Cortázar si trova di fronte, in ordine causale, ciò che è potenzialmente, ciò che sarà Rayuela. A
partire da questo materiale sin armar deve dare forma al romanzo. Ora l’autore ha a disposizione,
immaginiamo, una massa di appunti. L’ordine apparente, il fatto che gli appunti siano scritti in
sequenza in un quaderno, un brogliaccio, deve essere vissuto come insignificante, o anzi fuorviante.
Il contenuto c’è, ma è una galassia senza forma, senza confini, senza inizio e senza fine. Ora, in
qualche modo, deve essere distribuito, organizzato, strutturato.

Cortázar copia a macchina gli appunti. Il testo,a questo punto, si manifesta come un insieme di
‘capitoli’ -storie, scene o riflessioni- dotati di una loro coerenza interna, ognuno occupante un certo
numero di pagine.

Cortázar sa che la disposizione degli elementi è relativa, opinabile, non necessaria. Ma sta
scrivendo un libro, e cioè lavorando alla produzione di un oggetto costituito da pagine disposte in
sequenza. Si pone allora il problema di accorpare i capitoli in nuclei omogenei.

Cortázar, avendo di fronte, e in mente, queste piccole pile di fogli che sono la manifestazione fisica
dei ‘capitoli’, procede per tentativi, per prove, guidato dal caso e dall’intuito e dai pensieri del
momento. Come mescolando e rimescolando un mazzo di carte. Senza trovare una soluzione
soddisfacente, perché i criteri attorno ai quali organizzare l’ordinamento sono molti, contradditori
tra di loro, e nessuno è risolutivo. In ogni caso, la forma, la sequenza di pagine rilegate, che avrà il
libro al termine del suo ciclo di produzione è solo una delle enne possibili. (Ci ricorda Ortega:
“Ogni inizio di capitolo è pieno di numeri, cancellature, note”).

Cortázar, allora, elimina il vincolo. Smette di pensare alla forma libro. Perciò ora, avendo di fronte
le pile sparse di fogli che sono i capitoli, può ordinarli lasciandosi più liberamente guidare dal caso,
e dall’intuito e dai pensieri del momento.

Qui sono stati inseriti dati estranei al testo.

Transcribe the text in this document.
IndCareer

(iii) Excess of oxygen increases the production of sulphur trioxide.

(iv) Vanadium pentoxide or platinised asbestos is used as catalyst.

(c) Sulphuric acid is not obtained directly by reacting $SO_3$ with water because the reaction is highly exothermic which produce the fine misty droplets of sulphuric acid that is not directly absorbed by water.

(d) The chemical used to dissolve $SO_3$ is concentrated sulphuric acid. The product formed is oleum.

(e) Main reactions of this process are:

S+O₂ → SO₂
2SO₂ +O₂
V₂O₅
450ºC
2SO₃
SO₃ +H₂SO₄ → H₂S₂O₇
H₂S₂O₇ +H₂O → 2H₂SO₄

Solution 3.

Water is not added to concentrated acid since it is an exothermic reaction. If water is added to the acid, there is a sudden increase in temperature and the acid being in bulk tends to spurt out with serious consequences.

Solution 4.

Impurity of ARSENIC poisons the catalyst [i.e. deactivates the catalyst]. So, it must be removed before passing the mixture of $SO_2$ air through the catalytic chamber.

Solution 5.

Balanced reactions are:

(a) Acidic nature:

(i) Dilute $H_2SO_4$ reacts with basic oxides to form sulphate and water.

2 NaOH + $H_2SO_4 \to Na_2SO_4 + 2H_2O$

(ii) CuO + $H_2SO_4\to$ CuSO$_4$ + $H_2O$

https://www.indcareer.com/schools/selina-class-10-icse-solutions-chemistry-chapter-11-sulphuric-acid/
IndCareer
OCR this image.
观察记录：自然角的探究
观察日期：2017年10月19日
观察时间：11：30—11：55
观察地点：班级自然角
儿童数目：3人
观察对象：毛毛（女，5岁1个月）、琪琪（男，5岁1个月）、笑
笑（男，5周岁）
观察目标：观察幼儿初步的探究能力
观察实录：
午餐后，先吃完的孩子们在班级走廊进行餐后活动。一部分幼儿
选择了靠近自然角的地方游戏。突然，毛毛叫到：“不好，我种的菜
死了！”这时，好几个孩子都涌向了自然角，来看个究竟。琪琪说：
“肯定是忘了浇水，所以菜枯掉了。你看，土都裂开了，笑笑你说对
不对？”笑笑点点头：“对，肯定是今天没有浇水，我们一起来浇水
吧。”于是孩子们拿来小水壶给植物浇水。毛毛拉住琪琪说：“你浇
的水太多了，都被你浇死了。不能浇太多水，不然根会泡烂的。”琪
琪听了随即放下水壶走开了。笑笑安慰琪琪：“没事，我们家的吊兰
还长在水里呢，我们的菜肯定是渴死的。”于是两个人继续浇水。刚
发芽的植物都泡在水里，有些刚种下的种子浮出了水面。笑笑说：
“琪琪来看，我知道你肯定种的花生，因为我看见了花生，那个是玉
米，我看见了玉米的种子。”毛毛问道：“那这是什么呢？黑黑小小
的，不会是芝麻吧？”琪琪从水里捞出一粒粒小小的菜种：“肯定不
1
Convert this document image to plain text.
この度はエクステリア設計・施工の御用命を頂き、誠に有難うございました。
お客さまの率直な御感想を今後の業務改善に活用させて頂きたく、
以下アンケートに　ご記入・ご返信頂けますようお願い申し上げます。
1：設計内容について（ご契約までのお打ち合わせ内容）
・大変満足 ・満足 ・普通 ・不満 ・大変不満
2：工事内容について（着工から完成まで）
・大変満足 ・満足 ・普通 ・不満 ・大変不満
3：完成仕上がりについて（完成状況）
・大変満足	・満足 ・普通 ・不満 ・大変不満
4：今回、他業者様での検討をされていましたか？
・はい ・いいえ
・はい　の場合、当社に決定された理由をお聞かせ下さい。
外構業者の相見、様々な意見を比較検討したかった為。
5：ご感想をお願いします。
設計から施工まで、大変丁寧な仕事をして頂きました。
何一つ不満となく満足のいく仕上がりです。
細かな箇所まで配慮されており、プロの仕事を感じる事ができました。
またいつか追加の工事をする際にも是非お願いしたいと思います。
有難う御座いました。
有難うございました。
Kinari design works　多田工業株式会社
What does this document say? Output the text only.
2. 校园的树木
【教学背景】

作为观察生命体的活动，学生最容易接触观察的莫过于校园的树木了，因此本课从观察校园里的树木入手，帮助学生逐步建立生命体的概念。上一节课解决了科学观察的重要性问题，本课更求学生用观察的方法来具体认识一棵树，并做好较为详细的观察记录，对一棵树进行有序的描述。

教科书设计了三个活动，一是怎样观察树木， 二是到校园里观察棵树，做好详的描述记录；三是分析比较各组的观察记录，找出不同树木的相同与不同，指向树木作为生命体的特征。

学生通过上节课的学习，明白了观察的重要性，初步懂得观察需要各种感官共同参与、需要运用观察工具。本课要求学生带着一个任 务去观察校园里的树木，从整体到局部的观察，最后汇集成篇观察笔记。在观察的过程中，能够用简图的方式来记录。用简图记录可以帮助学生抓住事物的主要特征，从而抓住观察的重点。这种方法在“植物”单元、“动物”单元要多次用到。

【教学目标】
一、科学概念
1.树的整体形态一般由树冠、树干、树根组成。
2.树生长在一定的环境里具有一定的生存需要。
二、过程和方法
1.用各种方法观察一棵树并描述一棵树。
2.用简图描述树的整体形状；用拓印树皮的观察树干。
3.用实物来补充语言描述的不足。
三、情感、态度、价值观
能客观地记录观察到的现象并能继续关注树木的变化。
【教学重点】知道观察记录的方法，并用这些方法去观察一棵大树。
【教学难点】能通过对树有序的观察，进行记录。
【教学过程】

Il migliore degli autori possibili, in questa accezione, è l’autore che rinuncia ad essere tale. Che non
si preoccupa di prefigurare e di chiudere, di vincolare a percorsi di lettura. E se la gioca invece
nell’aprire piste, nel creare possibilità, nell’accettare che nessun testo potrà mai essere concluso.
La stanza dei giochi sarà veramente attraente se vi si potranno giocare giochi che il genitore
considera indebiti o pericolosi.
Diciamo dunque grazie a Cortázar per aver lasciato aperta, consapevolmente o no non importa,
anche questa pista di lettura.

Il nuovo romanzo: costruito come una base dati destrutturata, o più modestamente un baule,
contenente materiali giudicati dall'autore omogenei, tutti funzionali a produrre un ‘effetto estetico’,

10
Julio Cortázar, Rayuela, Sudamericana, Buenos Aires, 1963. Traduzioni: Il gioco del mondo, Einaudi, Torino;
Marelle, Gallimard, Paris, 1966; Hopscotch, Pantheon Books, New York, 1966; Rayeula. Himmel und Hölle, Suhrkamp,
1981; O Jógo da Amarelinha, Rio de Janeiro, Civilização Brasileira, 1970.
un fascio di emozioni. Il romanzo come galassia senza forma.